| ← 288 | 289 | 290 → |
- Cardinal: two hundred eighty-nine
- Ordinal: 289th (two hundred eighty-ninth)
- Factorization: 17^{2}
- Divisors: 1, 17, 289
- Greek numeral: ΣΠΘ´
- Roman numeral: CCLXXXIX, cclxxxix
- Binary: 100100001_{2}
- Ternary: 101201_{3}
- Senary: 1201_{6}
- Octal: 441_{8}
- Duodecimal: 201_{12}
- Hexadecimal: 121_{16}

= 289 (number) =

289 is the natural number following 288 and preceding 290.

==In mathematics==
- 289 is an odd composite number with only one prime factor.
- 289 is the 9th Friedman number.
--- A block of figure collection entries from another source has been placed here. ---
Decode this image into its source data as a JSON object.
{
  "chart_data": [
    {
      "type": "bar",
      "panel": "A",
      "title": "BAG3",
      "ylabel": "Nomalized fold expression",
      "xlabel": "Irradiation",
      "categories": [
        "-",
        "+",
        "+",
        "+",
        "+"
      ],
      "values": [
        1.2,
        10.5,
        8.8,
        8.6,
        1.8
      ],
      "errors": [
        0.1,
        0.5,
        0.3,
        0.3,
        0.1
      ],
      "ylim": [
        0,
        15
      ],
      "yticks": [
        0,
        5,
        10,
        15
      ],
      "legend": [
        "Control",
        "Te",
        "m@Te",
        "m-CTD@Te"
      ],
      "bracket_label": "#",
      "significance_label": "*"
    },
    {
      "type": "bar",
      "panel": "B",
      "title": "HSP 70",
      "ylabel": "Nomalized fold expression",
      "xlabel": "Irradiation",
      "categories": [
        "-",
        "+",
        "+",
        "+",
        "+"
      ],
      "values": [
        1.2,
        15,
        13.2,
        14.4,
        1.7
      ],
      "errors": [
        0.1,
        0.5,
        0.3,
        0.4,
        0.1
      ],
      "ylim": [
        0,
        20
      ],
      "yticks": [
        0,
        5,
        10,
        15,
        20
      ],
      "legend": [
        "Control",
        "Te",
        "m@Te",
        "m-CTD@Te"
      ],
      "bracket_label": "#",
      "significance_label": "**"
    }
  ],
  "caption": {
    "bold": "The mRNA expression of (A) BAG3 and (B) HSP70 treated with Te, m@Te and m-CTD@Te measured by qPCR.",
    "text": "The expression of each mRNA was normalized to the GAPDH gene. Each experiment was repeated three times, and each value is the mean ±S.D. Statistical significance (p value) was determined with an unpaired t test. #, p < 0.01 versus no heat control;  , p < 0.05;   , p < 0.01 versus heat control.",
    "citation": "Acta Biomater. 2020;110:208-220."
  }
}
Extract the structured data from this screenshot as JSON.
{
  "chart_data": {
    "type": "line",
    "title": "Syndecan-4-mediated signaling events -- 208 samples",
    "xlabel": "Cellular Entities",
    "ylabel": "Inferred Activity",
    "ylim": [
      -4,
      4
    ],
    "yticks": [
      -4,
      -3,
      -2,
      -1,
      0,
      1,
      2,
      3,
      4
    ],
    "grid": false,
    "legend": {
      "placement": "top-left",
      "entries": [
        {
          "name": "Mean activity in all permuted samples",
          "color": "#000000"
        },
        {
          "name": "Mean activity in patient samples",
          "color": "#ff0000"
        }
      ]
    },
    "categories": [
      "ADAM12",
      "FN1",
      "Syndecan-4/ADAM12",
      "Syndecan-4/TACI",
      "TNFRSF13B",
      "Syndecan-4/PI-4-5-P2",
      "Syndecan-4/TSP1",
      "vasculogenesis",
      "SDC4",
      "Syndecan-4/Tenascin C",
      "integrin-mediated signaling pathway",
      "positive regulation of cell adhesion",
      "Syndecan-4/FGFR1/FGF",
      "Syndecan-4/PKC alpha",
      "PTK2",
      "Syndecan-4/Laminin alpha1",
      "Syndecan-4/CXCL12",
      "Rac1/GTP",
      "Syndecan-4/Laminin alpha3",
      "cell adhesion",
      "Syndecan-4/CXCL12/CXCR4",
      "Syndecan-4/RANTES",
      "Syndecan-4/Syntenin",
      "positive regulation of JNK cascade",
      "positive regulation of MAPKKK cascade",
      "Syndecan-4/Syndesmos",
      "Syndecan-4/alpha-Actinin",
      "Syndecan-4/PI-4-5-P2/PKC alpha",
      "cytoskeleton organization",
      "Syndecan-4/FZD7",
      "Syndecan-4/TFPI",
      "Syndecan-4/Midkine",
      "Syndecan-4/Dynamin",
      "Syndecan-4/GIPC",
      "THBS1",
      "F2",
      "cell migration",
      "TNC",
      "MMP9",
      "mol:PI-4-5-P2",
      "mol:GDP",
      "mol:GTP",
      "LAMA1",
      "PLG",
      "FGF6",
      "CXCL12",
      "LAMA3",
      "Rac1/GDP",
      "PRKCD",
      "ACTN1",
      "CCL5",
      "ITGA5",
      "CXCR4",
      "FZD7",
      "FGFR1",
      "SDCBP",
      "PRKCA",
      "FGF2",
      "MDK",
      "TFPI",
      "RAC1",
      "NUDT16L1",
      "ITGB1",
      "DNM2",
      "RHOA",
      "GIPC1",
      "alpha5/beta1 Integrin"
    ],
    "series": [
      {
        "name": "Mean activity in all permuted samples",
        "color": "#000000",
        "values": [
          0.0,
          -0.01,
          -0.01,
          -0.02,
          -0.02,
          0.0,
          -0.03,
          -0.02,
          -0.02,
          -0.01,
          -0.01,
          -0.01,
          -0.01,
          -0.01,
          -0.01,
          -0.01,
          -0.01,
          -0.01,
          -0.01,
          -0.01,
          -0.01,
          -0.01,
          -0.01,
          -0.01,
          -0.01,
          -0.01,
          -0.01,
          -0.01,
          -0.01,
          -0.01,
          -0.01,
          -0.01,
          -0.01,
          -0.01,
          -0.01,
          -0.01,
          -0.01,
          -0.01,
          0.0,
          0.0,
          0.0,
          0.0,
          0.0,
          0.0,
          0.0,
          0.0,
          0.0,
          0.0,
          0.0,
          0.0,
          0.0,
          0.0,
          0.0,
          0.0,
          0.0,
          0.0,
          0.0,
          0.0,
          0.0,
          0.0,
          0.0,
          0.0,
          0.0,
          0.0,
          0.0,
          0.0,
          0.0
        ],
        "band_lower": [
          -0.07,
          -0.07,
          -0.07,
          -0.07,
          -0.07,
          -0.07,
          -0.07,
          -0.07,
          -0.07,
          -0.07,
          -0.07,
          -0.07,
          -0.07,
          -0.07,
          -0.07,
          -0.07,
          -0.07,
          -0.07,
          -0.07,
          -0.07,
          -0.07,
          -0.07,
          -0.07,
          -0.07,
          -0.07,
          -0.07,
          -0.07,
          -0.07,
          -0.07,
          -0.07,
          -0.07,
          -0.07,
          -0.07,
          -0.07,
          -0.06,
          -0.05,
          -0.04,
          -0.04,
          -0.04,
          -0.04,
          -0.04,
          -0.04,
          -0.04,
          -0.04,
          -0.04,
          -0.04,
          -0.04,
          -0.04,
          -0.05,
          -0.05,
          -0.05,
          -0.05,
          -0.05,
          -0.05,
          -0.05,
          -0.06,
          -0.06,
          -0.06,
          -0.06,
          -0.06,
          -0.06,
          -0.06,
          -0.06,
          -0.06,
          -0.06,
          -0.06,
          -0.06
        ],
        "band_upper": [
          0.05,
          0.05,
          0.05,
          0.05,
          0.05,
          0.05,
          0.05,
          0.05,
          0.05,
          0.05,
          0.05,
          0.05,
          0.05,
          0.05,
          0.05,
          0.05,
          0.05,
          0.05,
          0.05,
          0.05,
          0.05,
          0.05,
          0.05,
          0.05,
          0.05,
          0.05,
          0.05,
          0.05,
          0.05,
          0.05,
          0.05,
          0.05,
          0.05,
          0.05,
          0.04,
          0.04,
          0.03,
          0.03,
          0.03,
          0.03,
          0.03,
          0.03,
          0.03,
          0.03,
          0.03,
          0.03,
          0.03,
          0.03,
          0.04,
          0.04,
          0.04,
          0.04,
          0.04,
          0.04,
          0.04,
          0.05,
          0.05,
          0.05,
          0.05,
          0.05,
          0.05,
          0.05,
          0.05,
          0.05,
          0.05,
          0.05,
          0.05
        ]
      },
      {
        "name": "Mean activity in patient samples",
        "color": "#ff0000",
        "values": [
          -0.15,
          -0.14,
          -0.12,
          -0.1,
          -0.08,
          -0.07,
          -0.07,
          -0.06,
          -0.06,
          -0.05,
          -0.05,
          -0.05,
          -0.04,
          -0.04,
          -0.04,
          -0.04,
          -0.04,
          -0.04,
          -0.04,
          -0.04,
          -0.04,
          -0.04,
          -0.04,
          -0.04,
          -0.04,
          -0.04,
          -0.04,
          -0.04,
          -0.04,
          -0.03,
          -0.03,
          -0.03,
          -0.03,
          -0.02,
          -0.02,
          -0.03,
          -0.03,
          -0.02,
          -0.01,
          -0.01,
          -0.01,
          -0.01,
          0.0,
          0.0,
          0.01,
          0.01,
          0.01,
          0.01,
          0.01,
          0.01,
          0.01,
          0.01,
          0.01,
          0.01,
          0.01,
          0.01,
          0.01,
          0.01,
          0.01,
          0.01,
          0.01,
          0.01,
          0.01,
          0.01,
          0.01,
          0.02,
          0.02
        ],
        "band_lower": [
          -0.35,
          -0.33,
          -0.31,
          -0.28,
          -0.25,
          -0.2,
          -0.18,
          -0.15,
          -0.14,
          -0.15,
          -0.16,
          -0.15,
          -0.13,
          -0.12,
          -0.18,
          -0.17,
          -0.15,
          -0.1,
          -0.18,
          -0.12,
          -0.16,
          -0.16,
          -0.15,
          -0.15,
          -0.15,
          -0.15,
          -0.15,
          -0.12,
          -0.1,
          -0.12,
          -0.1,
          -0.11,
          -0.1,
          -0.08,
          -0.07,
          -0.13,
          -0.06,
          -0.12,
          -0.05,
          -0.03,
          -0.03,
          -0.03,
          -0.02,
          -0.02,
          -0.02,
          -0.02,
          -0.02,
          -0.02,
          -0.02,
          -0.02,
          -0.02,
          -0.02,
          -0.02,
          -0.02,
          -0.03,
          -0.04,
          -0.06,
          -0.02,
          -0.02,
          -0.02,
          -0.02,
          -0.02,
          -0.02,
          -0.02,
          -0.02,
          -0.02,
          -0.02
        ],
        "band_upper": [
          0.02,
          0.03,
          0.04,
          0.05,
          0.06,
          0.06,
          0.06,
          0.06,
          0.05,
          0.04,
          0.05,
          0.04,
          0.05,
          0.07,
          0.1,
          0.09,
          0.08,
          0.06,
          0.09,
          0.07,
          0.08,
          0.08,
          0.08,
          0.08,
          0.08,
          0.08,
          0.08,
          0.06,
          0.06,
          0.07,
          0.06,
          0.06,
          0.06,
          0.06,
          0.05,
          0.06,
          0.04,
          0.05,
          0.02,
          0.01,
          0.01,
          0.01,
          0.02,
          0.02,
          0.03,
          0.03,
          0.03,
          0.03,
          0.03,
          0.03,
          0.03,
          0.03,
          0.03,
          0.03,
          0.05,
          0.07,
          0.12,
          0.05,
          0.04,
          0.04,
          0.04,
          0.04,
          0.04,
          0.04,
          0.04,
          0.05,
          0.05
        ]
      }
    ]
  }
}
Friedman numbers are numbers that can be written by using its own digits the exact number of times they show up in the number. This one can be expressed as (8+9)^{2}.
- 289 is a perfect square being equal to 17^{2}. It is also the 7th number to only have 3 factors because it is a square of a prime number.
- 289 is the sum of perfect cubes. It is the sum of 1^{3}+2^{3}+4^{3}+6^{3}.
- 289 is equivalent to the sum of the first 5 whole numbers to their respective powers. It is equal to 0^{0}+1^{1}+2^{2}+3^{3}+4^{4}.